Third, in its country of origin, (England and Wales), the law of nullity has moved forward to such an extent that the legal consequences of a decree of nullity are now similar to those of divorce in that courts have discretion to order division of family assets and custody of children. This has prompted some legal analysts to suggest that the law of nullity be merged with the law of divorce.
Fourth, there is a close connection between the law of nullity and the law relating to the presumption of marriage under section 160 of the Law of Marriage Act.  The connection arises from the fact that there are certain “marriages” where parties lack capacity to marry or have capacity to marry but may have gone through an irregular or incomplete marriage ceremony. Some of the disputes brought to court under section 160 could well be decided under the law of nullity.[9]

Fifth we must keep in mind the possibility that parties may go through a ceremony believing it to be a marriage but in fact such ceremony may lead to a non-marriage. In other words, the ceremony may be so far removed from the provisions of the law that it amounts to a non-marriage. Such a non-marriage cannot be set aside by way of a nullity decree. Under our law, it may be declared a non-marriage by way of a declaratory decree under s 94 of the Law of Marriage Act.[10]

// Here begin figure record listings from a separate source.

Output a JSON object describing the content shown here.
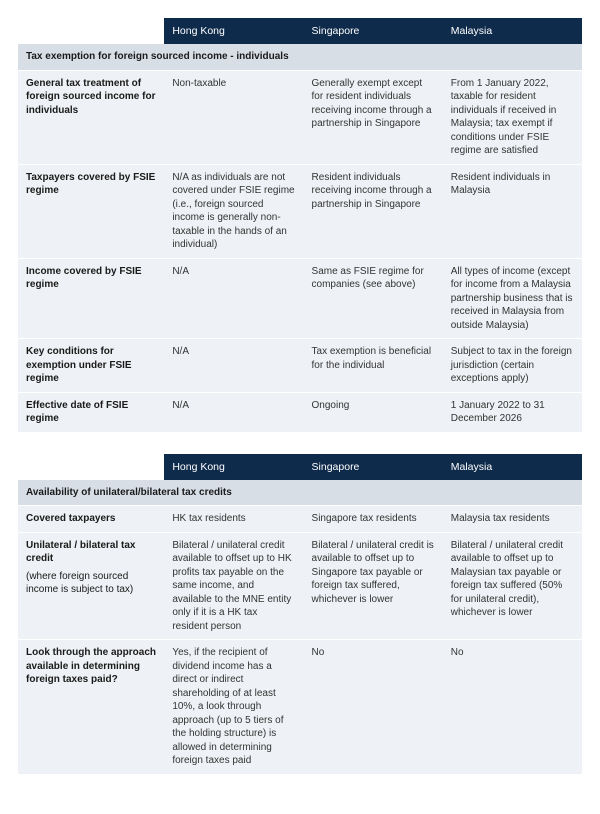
{
  "colors": {
    "header_bg": "#0f2b4c",
    "header_text": "#ffffff",
    "section_bg": "#d7dee6",
    "row_bg": "#eef1f5",
    "text": "#1a1a1a",
    "cell_text": "#333333",
    "page_bg": "#ffffff"
  },
  "typography": {
    "base_font_size_pt": 7.5,
    "header_font_size_pt": 8,
    "font_family": "Arial"
  },
  "table1": {
    "headers": [
      "",
      "Hong Kong",
      "Singapore",
      "Malaysia"
    ],
    "section_title": "Tax exemption for foreign sourced income - individuals",
    "rows": [
      {
        "label": "General tax treatment of foreign sourced income for individuals",
        "hk": "Non-taxable",
        "sg": "Generally exempt except for resident individuals receiving income through a partnership in Singapore",
        "my": "From 1 January 2022, taxable for resident individuals if received in Malaysia; tax exempt if conditions under FSIE regime are satisfied"
      },
      {
        "label": "Taxpayers covered by FSIE regime",
        "hk": "N/A as individuals are not covered under FSIE regime (i.e., foreign sourced income is generally non-taxable in the hands of an individual)",
        "sg": "Resident individuals receiving income through a partnership in Singapore",
        "my": "Resident individuals in Malaysia"
      },
      {
        "label": "Income covered by FSIE regime",
        "hk": "N/A",
        "sg": "Same as FSIE regime for companies (see above)",
        "my": "All types of income (except for income from a Malaysia partnership business that is received in Malaysia from outside Malaysia)"
      },
      {
        "label": "Key conditions for exemption under FSIE regime",
        "hk": "N/A",
        "sg": "Tax exemption is beneficial for the individual",
        "my": "Subject to tax in the foreign jurisdiction (certain exceptions apply)"
      },
      {
        "label": "Effective date of FSIE regime",
        "hk": "N/A",
        "sg": "Ongoing",
        "my": "1 January 2022 to 31 December 2026"
      }
    ]
  },
  "table2": {
    "headers": [
      "",
      "Hong Kong",
      "Singapore",
      "Malaysia"
    ],
    "section_title": "Availability of unilateral/bilateral tax credits",
    "rows": [
      {
        "label": "Covered taxpayers",
        "hk": "HK tax residents",
        "sg": "Singapore tax residents",
        "my": "Malaysia tax residents"
      },
      {
        "label": "Unilateral / bilateral tax credit",
        "sublabel": "(where foreign sourced income is subject to tax)",
        "hk": "Bilateral / unilateral credit available to offset up to HK profits tax payable on the same income, and available to the MNE entity only if it is a HK tax resident person",
        "sg": "Bilateral / unilateral credit is available to offset up to Singapore tax payable or foreign tax suffered, whichever is lower",
        "my": "Bilateral / unilateral credit available to offset up to Malaysian tax payable or foreign tax suffered (50% for unilateral credit), whichever is lower"
      },
      {
        "label": "Look through the approach available in determining foreign taxes paid?",
        "hk": "Yes, if the recipient of dividend income has a direct or indirect shareholding of at least 10%, a look through approach (up to 5 tiers of the holding structure) is allowed in determining foreign taxes paid",
        "sg": "No",
        "my": "No"
      }
    ]
  }
}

It is to be hoped that the legislature will be moved soon enough to amend this aspect of the law of nullity to bring it up to date and to remove injustice to parties.

Citations


[1] Unfortunately, the law is still too harsh on the parties to a voidable marriage in that it does not grant them any termination reliefs such as division of matrimonial assets or maintenance. It will be argued later that this aspect of Tanzania law has remained backward while in other jurisdictions a nullity decree has almost the same legal effects as a decree of divorce. But some judges have seemingly ignored this by granting such reliefs. In Basiliza Dobret Nyimbo v Henry Simon Nyimbo, Matrimonial Cause No 10 of 1983 (DSM), Lubuva J noted that although “the marriage had been declared null and void that would not mean the end as well of the responsibility over the children born of the marriage on the part of the parents.”  The judge proceeded to grant custody and made maintenance orders in favour of the children of that relationship.

[2] In Mohamed Ndwata v Hamisi Omari 1988 TLR 137 a husband was granted a nullity decree by a  Primary Court on the ground that his wife had unreasonably refused to have the marriage consummated.

[3]  See Rebecca Probert,  Cretney’s Family Law, 5th Ed.  Sweet & Maxwell (2003) pp37-47.
[4] [1989] FLR 110 at 111.
[5]  Rebecca Probert,, op cit (2003) at p43
[6] Section 97(2) appears to suggest the possibility of parental consent being required for a male party to the marriage. This is due to the use of the words “he or she” instead of only she as provided in section 13(1) LMA. But in the case of males who are below the minimum age of 18 years,  only the court has discretion to gra ant consent under s 13(2)LMA.
[7] What God has put together no man can put asunder…ref
[8] See Amida Shabani v Alfani Mtenga [1981] TLR 232 per Kisanga J where he doubted whether the remedies available under s 114 LMA also apply to voidable marriages. See also B Rwezaura,  “The Proposed abolition of de facto unions in Tanzania: A case of sailing against the social current” Journal of African Law,  (1998) 42:187-214, at 206
[9] See B Rwezaura, The Proposed Abolition of De Facto Unions in Tanzania: A Case of sailing against the social current, Journal of African Law, 42: 187-214 at193ff.
[10]  But also note that all void ceremonies, including those that have a semblance of marriage are grouped together under s 94 of the Law of Marriage Act.